Low-albedo Surfaces of Lava Worlds

Abstract

Abstract Hot super-Earths are exoplanets with short orbital periods (<10 days), heated by their host stars to temperatures high enough for their rocky surfaces to become molten. A few hot super-Earths exhibit high geometric albedos (>0.4) in the Kepler band (420–900 nm). We are motivated to determine whether reflection from molten lava and quenched glasses (a product of rapidly cooled lava) on the surfaces of hot super-Earths contribute to the observationally inferred high geometric albedos. We experimentally measure reflection from rough- and smooth-textured quenched glasses of both basalt and feldspar melts. For lava reflectance values, we use specular reflectance values of molten silicates from non-crystalline solids literature.
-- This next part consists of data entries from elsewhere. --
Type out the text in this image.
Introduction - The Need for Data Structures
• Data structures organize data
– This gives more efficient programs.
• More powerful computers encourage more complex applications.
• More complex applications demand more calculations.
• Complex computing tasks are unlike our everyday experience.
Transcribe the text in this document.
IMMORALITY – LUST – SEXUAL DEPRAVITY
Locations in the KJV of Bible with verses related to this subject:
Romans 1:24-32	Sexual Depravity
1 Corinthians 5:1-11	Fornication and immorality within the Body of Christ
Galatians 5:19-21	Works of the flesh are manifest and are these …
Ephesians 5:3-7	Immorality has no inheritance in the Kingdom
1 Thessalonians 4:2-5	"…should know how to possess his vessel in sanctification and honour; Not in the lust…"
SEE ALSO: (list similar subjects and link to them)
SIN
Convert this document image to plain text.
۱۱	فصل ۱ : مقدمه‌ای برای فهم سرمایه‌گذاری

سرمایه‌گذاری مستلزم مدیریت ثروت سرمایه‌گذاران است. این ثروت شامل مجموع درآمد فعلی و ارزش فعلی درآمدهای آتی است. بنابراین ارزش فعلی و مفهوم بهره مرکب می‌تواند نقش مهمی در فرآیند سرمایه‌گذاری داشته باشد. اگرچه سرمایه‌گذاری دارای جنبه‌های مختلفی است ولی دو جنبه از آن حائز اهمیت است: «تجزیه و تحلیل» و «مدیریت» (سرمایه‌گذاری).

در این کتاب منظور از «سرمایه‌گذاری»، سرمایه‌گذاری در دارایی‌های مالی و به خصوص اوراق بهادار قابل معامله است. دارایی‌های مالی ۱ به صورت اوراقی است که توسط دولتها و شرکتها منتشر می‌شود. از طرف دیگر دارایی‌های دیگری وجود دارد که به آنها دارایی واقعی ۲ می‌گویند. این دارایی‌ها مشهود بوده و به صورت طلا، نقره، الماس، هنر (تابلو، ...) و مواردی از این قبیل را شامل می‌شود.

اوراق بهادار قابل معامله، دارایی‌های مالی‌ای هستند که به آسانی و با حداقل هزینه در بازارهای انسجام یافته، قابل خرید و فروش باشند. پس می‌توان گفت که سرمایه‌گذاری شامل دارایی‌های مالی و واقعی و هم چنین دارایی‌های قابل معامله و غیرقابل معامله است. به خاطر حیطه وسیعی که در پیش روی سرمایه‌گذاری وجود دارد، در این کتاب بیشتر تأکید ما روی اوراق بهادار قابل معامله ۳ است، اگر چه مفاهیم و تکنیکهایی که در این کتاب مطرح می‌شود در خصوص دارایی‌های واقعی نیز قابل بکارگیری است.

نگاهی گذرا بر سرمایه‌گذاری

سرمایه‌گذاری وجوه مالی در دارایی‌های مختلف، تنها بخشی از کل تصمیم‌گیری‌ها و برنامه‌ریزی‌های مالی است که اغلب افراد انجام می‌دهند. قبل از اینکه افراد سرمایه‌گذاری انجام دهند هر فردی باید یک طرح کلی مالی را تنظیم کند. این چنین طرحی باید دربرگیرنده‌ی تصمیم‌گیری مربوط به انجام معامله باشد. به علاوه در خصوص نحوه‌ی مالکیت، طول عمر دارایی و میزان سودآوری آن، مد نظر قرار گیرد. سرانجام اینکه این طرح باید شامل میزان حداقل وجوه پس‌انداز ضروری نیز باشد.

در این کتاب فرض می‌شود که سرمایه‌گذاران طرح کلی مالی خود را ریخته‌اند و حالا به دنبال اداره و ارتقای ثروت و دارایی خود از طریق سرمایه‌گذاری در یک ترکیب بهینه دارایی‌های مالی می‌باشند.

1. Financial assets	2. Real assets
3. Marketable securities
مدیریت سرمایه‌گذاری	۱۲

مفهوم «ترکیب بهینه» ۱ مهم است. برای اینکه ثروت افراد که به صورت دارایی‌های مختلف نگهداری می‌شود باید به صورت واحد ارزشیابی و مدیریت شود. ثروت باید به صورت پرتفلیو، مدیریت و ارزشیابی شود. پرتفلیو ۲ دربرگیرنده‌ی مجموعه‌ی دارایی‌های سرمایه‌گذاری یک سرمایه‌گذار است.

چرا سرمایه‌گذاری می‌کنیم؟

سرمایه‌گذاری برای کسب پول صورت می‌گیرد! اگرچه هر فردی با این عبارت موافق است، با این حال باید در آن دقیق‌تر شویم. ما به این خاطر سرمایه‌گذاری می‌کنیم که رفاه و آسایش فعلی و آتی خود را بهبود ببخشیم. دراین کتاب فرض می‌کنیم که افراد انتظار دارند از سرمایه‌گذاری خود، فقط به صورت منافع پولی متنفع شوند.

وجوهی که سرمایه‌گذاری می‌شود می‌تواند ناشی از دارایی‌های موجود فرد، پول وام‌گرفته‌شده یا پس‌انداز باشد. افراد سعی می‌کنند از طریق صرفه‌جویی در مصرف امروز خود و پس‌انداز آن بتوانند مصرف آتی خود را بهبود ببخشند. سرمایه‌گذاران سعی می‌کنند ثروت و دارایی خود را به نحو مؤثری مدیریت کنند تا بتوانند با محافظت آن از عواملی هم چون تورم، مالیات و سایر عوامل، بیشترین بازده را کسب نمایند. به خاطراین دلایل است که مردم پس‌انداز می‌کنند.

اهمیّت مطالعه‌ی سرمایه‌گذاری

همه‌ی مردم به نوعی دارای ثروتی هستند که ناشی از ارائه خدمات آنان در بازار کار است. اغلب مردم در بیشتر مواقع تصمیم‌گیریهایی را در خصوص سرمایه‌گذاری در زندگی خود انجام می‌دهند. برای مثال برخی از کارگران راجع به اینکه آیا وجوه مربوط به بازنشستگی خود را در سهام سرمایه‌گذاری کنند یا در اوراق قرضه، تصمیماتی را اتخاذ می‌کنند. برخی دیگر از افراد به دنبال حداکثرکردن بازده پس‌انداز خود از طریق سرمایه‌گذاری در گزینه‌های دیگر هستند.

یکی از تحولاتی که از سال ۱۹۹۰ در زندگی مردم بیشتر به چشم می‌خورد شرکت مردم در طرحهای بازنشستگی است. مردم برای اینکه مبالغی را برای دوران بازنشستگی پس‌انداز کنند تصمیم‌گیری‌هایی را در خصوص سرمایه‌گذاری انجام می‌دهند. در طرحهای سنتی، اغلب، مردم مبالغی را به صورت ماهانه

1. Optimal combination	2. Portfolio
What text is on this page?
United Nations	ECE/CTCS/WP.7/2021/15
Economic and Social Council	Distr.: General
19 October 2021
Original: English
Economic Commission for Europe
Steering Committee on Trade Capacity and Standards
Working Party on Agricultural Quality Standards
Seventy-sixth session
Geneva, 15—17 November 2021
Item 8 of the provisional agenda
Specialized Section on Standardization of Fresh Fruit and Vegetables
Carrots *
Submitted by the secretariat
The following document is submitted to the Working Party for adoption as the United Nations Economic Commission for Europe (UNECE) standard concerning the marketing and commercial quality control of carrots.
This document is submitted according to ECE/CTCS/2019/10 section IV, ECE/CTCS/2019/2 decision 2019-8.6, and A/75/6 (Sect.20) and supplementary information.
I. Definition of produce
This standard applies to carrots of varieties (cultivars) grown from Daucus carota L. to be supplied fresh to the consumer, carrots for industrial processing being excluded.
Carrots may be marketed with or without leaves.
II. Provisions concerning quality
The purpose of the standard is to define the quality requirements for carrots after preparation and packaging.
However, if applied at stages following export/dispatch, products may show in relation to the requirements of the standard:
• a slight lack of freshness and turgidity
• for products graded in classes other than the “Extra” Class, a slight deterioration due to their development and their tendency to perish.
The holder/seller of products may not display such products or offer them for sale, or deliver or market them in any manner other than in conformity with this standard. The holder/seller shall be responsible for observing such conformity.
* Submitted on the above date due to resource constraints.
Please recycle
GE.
Integrating the empirical glass reflectance function and non-crystalline solids reflectance values over the dayside surface of the exoplanet at secondary eclipse yields an upper limit for the albedo of a lava-quenched glass planet surface of ∼0.1. We conclude that lava planets with solid (quenched glass) or liquid (lava) surfaces have low albedos. The high albedos of some hot super-Earths are most likely explained by atmospheres with reflective clouds (or, for a narrow range of parameter space, possibly Ca/Al oxide melt surfaces). Lava planet candidates in TESS data can be identified for follow-up observations and future characterization.